Отодвинул Чернаву с Мурашом и протиснулся к примеченной куколке.
– Слышь, Мураш Нездилыч, – похвалился он, любовно оглаживая хитрую, чуть ли не сквозную резьбу. – А меня розмысл с завтрашнего дня на лесоповал посылает. Главным наладчиком…
Тревожная выдалась весна, обильная грозными знамениями. То солнышко с восходом промедлит, то вылезет на поле брани чумазый бес с кочергой и всех разгонит… А еще, сказывали, сбросят берендея в преисподнюю, а он, глядишь, гуляет себе живехонек… Или вот бревна поплыли по Вытекле. Даже и не бревна, а целые сосновые хлысты. Диво, да и только! Тут лешие кола не дают вырубить, а с верховьев, вишь, лес идет самосплавом… Ну, слобожане, понятно, не зевали: чуть покажется на излуке такая лесина – цап ее крюком и к берегу… Ну да это знамение доброе, что о нем долго толковать!..

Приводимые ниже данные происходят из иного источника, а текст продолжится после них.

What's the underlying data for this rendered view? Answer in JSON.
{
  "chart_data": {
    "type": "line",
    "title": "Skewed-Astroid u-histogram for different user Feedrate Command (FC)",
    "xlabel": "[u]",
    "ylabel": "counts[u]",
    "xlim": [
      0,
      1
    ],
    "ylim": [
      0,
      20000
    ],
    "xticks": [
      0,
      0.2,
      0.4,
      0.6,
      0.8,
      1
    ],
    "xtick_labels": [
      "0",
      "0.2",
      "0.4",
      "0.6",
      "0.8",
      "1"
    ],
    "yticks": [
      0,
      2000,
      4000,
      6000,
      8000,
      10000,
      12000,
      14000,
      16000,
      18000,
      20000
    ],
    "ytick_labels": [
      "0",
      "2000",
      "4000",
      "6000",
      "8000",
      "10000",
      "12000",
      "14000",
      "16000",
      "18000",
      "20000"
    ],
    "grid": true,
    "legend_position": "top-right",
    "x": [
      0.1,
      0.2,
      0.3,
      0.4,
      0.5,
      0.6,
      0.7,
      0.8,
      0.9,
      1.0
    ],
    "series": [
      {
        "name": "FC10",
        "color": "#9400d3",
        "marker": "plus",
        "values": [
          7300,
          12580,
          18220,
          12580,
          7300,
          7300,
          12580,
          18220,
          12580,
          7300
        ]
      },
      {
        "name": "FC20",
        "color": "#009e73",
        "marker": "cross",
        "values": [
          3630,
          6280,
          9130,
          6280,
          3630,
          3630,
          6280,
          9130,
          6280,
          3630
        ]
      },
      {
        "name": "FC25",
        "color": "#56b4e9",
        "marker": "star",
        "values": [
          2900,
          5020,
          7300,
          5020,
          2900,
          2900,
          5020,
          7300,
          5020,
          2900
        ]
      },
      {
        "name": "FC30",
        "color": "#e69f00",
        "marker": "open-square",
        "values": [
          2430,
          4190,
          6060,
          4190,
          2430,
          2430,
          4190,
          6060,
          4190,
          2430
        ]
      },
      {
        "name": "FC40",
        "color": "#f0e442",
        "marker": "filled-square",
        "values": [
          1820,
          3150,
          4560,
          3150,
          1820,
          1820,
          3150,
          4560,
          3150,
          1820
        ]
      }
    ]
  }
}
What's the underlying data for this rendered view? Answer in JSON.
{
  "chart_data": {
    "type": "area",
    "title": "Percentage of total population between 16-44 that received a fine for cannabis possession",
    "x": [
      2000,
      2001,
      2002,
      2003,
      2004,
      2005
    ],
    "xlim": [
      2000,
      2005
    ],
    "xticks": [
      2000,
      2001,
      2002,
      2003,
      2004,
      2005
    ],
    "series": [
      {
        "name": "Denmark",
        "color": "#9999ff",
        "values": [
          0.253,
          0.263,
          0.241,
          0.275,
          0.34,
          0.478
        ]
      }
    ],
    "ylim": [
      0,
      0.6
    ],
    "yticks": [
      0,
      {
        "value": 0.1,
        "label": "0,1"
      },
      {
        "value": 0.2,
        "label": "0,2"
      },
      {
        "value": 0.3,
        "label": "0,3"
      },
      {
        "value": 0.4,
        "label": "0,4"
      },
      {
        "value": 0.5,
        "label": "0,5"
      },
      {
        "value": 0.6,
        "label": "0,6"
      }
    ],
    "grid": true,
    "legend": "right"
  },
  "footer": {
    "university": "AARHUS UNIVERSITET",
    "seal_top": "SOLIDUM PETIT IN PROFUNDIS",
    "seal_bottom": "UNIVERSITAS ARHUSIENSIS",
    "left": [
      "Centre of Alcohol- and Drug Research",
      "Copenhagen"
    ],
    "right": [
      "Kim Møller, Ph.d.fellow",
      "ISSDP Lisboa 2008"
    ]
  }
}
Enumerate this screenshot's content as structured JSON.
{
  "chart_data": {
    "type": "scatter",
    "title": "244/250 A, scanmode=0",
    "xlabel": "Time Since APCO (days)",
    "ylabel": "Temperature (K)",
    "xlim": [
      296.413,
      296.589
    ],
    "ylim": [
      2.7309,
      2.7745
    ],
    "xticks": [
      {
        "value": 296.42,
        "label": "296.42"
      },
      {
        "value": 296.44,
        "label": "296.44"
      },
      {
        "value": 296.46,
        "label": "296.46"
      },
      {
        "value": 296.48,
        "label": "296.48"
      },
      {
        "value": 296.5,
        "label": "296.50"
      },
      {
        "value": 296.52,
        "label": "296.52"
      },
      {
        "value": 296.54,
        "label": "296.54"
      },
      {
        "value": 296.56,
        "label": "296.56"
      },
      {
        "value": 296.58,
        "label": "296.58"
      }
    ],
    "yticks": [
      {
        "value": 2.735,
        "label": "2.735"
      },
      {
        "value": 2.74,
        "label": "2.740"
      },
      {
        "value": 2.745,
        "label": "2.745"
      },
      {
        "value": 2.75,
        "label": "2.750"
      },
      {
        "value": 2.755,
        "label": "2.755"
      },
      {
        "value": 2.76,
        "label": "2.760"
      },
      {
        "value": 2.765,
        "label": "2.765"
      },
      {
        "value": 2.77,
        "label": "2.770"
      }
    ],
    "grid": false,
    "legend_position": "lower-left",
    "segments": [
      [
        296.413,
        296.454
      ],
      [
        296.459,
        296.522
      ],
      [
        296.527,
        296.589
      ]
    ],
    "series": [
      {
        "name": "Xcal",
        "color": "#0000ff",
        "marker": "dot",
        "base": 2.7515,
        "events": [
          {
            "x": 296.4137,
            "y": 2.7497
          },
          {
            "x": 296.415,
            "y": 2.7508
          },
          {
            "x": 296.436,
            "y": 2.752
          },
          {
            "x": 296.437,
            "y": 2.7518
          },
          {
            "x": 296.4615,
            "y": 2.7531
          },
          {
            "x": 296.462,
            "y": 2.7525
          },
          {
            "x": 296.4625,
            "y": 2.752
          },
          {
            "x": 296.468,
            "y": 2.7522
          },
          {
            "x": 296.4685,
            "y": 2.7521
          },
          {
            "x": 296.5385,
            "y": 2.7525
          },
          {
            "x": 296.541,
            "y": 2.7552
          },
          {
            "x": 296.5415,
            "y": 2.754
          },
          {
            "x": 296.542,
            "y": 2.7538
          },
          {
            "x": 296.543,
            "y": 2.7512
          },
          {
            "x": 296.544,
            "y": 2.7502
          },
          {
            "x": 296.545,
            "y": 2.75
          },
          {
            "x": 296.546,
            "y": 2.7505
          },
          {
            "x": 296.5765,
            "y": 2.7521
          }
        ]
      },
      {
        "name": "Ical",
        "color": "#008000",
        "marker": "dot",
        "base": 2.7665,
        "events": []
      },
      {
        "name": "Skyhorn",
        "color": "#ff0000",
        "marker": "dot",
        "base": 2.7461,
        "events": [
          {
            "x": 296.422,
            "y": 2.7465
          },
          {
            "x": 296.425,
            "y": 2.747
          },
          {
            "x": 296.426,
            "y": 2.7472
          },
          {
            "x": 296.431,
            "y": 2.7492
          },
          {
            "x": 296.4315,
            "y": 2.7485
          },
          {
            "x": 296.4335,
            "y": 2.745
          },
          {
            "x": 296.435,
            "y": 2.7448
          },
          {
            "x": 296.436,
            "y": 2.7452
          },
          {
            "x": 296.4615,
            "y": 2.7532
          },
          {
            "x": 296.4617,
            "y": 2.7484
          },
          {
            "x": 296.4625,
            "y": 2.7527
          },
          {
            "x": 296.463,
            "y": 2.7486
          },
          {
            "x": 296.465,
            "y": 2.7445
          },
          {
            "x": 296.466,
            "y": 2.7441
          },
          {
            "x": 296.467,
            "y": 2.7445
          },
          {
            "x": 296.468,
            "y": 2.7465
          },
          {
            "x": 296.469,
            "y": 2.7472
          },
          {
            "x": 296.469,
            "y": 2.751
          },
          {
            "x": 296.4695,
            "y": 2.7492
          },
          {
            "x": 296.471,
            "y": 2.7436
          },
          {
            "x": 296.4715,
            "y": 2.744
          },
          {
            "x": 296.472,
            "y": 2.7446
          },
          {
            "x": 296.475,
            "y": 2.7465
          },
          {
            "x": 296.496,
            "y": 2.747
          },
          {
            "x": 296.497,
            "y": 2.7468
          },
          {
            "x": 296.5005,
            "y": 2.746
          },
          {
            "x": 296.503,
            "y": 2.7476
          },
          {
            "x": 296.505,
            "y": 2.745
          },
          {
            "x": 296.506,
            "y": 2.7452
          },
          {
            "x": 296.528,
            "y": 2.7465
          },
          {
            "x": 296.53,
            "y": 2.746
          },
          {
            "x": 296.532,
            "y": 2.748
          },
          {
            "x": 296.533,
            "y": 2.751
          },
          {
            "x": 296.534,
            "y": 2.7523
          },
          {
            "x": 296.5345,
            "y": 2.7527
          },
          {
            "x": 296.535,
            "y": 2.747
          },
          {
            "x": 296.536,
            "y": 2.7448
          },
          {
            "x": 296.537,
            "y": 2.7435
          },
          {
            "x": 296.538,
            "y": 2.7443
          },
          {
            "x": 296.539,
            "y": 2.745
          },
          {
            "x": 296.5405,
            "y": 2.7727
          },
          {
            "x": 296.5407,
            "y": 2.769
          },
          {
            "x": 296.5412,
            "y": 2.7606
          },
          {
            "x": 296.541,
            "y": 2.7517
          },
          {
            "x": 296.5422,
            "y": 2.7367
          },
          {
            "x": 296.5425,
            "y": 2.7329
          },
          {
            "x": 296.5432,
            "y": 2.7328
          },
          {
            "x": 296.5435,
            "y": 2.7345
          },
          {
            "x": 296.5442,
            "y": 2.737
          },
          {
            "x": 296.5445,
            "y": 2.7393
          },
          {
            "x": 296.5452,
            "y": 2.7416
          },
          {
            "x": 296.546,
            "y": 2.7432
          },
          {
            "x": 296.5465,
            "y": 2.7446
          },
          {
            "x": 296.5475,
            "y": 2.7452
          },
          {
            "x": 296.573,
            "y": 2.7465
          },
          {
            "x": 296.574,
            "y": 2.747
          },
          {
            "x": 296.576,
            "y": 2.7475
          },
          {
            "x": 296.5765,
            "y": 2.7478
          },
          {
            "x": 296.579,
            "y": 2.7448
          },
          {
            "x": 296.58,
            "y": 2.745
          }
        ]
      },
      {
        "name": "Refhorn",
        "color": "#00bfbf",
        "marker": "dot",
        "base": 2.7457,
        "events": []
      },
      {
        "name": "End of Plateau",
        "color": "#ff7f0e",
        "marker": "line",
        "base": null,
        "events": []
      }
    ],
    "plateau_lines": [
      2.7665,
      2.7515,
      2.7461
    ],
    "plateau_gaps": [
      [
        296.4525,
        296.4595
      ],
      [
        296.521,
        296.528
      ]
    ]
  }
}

А вот с берендеем, воротившимся из преисподней и подавшимся в кудесники, намучились изрядно. Уже на третий день от него вся слободка древорезов стоном стонала. Раньше, сказывают, сам первым ходоком слыл по женской части, а как под землей побывал – ровно с цепи сорвался, блуд искоренять начал… Придешь к нему с жертвенными идольцами, а он тебя пытать: «Влагаешь ли персты в удицу супруги?..» Да какое твое дело, куда я ей и что влагаю? Твоя, что ли, супруга-то?.. А чуть не так ответишь – искупай грех, неси лишнюю берендейку. А то еще соберет слобожан и начнет баб попрекать заочно. Все их непотребства припомнит: и кивания, и мигания, и хребтом виляния… Сквернавицами честит, душегубицами… Зардеешься, слушаючи… Взял было да запретил посягать на жен по нечетным дням… Ну тут уж не стерпели – хотели идти бить его всей слободкой, и побили бы, кабы Шумок не стал отговаривать… Потоптали сгоряча самого Шумка, а на волхва уже сердца не хватило…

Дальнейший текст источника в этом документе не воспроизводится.